The only thing funnier than a play that pokes fun at macho male stereotypes is a play with an all-female cast acting in male roles jesting about these stereotypes.

Last week, Men on Boats debuted its nearly one month run at the Unicorn Theatre.

Loosely based on the journals of Maj. John Wesley Powell (Vanessa Severo), Powell leads nine assertive men down the Colorado River on the first government-sanctioned expedition.

They face harrowing dangers, fast-flowing rapids and jagged canyon walls. They laugh in the face of danger, religiously swig whiskey and devour bacon, all while (in typical masculine fashion) refusing any guidance that disagrees with their own manly doctrines.

Director Missy Koonce, in co-production with UMKC theatre, brings the tongue-in-cheek humor of Jaclyn Backhaus’ play to life.

The community often celebrates The Unicorn Theatre’s inclusive and thought-provoking productions. In her 39 seasons with the theatre, artistic producing director Cynthia Levin has always prioritized sharing stories that are new and eye-opening to the region. She typically addresses issues such as race, religion and gender identity. Man on Boats is no different.

Hailing from a time when assertive masculinity went unquestioned, the real Maj. John Wesley Powell could have never imagined the future utilization of his journals. The fact that nine diverse women are bringing his journals life would be incomprehensible to Powell’s group of adventurers.

Despite the obvious acceptance of gender and references to indigenous injustice by settlers, Men on Boats is both a lively satire and deconstruction of macho adventuring. Severo and the cast brilliantly capture all of the high fives, bellowing voices and awkward displays of emotion that are tantamount to the masculine stereotype. Meanwhile, they also address a more somber history of the white man traversing native lands.

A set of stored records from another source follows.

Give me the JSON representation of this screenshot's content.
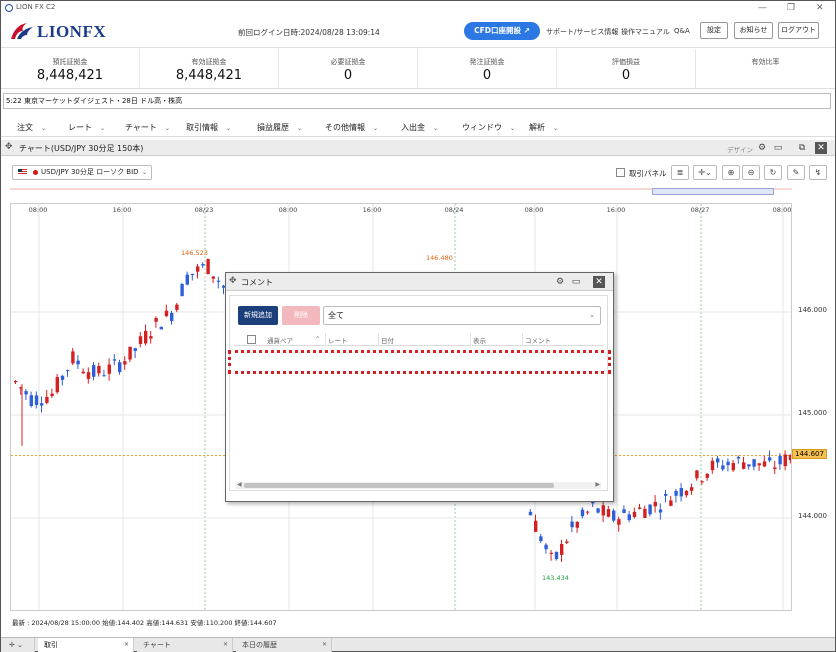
{
  "window": {
    "app_name": "LION FX C2"
  },
  "header": {
    "brand": "LIONFX",
    "last_login": "前回ログイン日時:2024/08/28 13:09:14",
    "cfd_button": "CFD口座開設",
    "links": [
      "サポート/サービス情報",
      "操作マニュアル",
      "Q&A"
    ],
    "buttons": [
      "設定",
      "お知らせ",
      "ログアウト"
    ]
  },
  "stats": [
    {
      "label": "預託証拠金",
      "value": "8,448,421"
    },
    {
      "label": "有効証拠金",
      "value": "8,448,421"
    },
    {
      "label": "必要証拠金",
      "value": "0"
    },
    {
      "label": "発注証拠金",
      "value": "0"
    },
    {
      "label": "評価損益",
      "value": "0"
    },
    {
      "label": "有効比率",
      "value": ""
    }
  ],
  "ticker": "5:22  東京マーケットダイジェスト・28日  ドル高・株高",
  "menu": [
    "注文",
    "レート",
    "チャート",
    "取引情報",
    "損益履歴",
    "その他情報",
    "入出金",
    "ウィンドウ",
    "解析"
  ],
  "chart_window": {
    "title": "チャート(USD/JPY 30分足 150本)",
    "design_label": "デザイン",
    "pair_select": "USD/JPY 30分足 ローソク BID",
    "panel_label": "取引パネル"
  },
  "chart_data": {
    "type": "candlestick",
    "instrument": "USD/JPY",
    "interval": "30分足",
    "time_ticks": [
      "08:00",
      "16:00",
      "08/23",
      "08:00",
      "16:00",
      "08/24",
      "08:00",
      "16:00",
      "08/27",
      "08:00"
    ],
    "price_ticks": [
      "146.000",
      "145.000",
      "144.000"
    ],
    "current_price": "144.607",
    "high_marker": "146.523",
    "high_marker_2": "146.480",
    "low_marker": "143.434",
    "status_line": "最新 : 2024/08/28 15:00:00  始値:144.402  高値:144.631  安値:110.200  終値:144.607"
  },
  "comment_dialog": {
    "title": "コメント",
    "new_button": "新規追加",
    "delete_button": "削除",
    "filter_value": "全て",
    "columns": [
      "通貨ペア",
      "レート",
      "日付",
      "表示",
      "コメント"
    ]
  },
  "bottom_tabs": [
    "取引",
    "チャート",
    "本日の履歴"
  ],
  "colors": {
    "up": "#d42020",
    "down": "#2f5fd8",
    "accent": "#2b78e4"
  }
}
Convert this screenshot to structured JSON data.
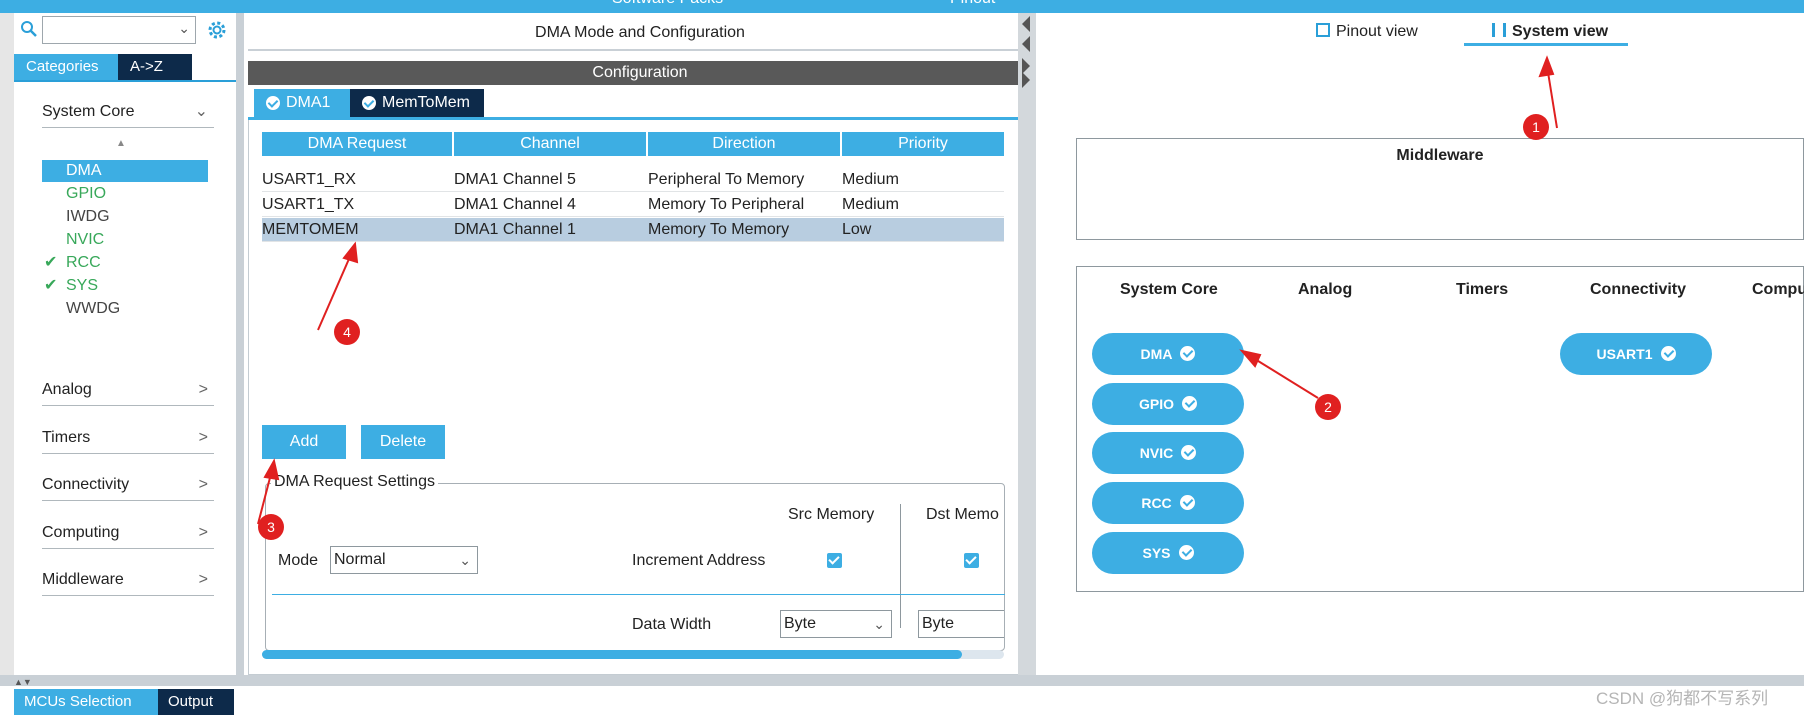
{
  "top_strip": {
    "text_left": "Software Packs",
    "text_right": "Pinout"
  },
  "sidebar": {
    "search_placeholder": "",
    "tabs": [
      "Categories",
      "A->Z"
    ],
    "system_core": {
      "label": "System Core",
      "items": [
        {
          "label": "DMA",
          "selected": true,
          "checked": false
        },
        {
          "label": "GPIO",
          "checked": false
        },
        {
          "label": "IWDG",
          "checked": false
        },
        {
          "label": "NVIC",
          "checked": false
        },
        {
          "label": "RCC",
          "checked": true
        },
        {
          "label": "SYS",
          "checked": true
        },
        {
          "label": "WWDG",
          "checked": false
        }
      ]
    },
    "sections": [
      "Analog",
      "Timers",
      "Connectivity",
      "Computing",
      "Middleware"
    ]
  },
  "middle": {
    "title": "DMA Mode and Configuration",
    "config_label": "Configuration",
    "tabs": [
      "DMA1",
      "MemToMem"
    ],
    "table": {
      "headers": [
        "DMA Request",
        "Channel",
        "Direction",
        "Priority"
      ],
      "rows": [
        [
          "USART1_RX",
          "DMA1 Channel 5",
          "Peripheral To Memory",
          "Medium"
        ],
        [
          "USART1_TX",
          "DMA1 Channel 4",
          "Memory To Peripheral",
          "Medium"
        ],
        [
          "MEMTOMEM",
          "DMA1 Channel 1",
          "Memory To Memory",
          "Low"
        ]
      ],
      "selected_row": 2
    },
    "add_label": "Add",
    "delete_label": "Delete",
    "settings": {
      "legend": "DMA Request Settings",
      "mode_label": "Mode",
      "mode_value": "Normal",
      "src_memory": "Src Memory",
      "dst_memory": "Dst Memo",
      "increment_address": "Increment Address",
      "data_width": "Data Width",
      "src_width": "Byte",
      "dst_width": "Byte"
    }
  },
  "right": {
    "pinout_view": "Pinout view",
    "system_view": "System view",
    "middleware": "Middleware",
    "columns": [
      "System Core",
      "Analog",
      "Timers",
      "Connectivity",
      "Compu"
    ],
    "system_core_pills": [
      "DMA",
      "GPIO",
      "NVIC",
      "RCC",
      "SYS"
    ],
    "connectivity_pills": [
      "USART1"
    ]
  },
  "bottom": {
    "tabs": [
      "MCUs Selection",
      "Output"
    ],
    "watermark": "CSDN @狗都不写系列"
  },
  "annotations": [
    "1",
    "2",
    "3",
    "4"
  ],
  "colors": {
    "accent": "#3daee3",
    "dark_tab": "#0d2a4a",
    "annotation": "#e02020",
    "check_green": "#38a85a"
  }
}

When facing the dangers of the river, the crew skillfully avoids the imminent mortality of rushing rapids and canyon walls. You’ll leave the Unicorn Theatre’s intimate setting with your ears ringing while echoing bellowing calls like: “Left! Keep Left! Rock! Rock on the right!”

However, when the perils of the river cease and the men make camp, the vivid characters joke, argue, bond and clash, just like any group traveling together. It is in these moments when storytelling on a small, single-set stage can keep an audience hooked for the 90-minute duration of the show.

Despite poking fun at men’s boyish needs to put their name on everything, Backhaus clearly wanted to capture the adventurous spirit from a different time.

After seeing Men on Boats, audience members will leave the Unicorn feeling giggly and contemplative. Support local theatre and see a bunch of tough women who can spit farther than most men while roaming the West with Powell and his fellow adventurers.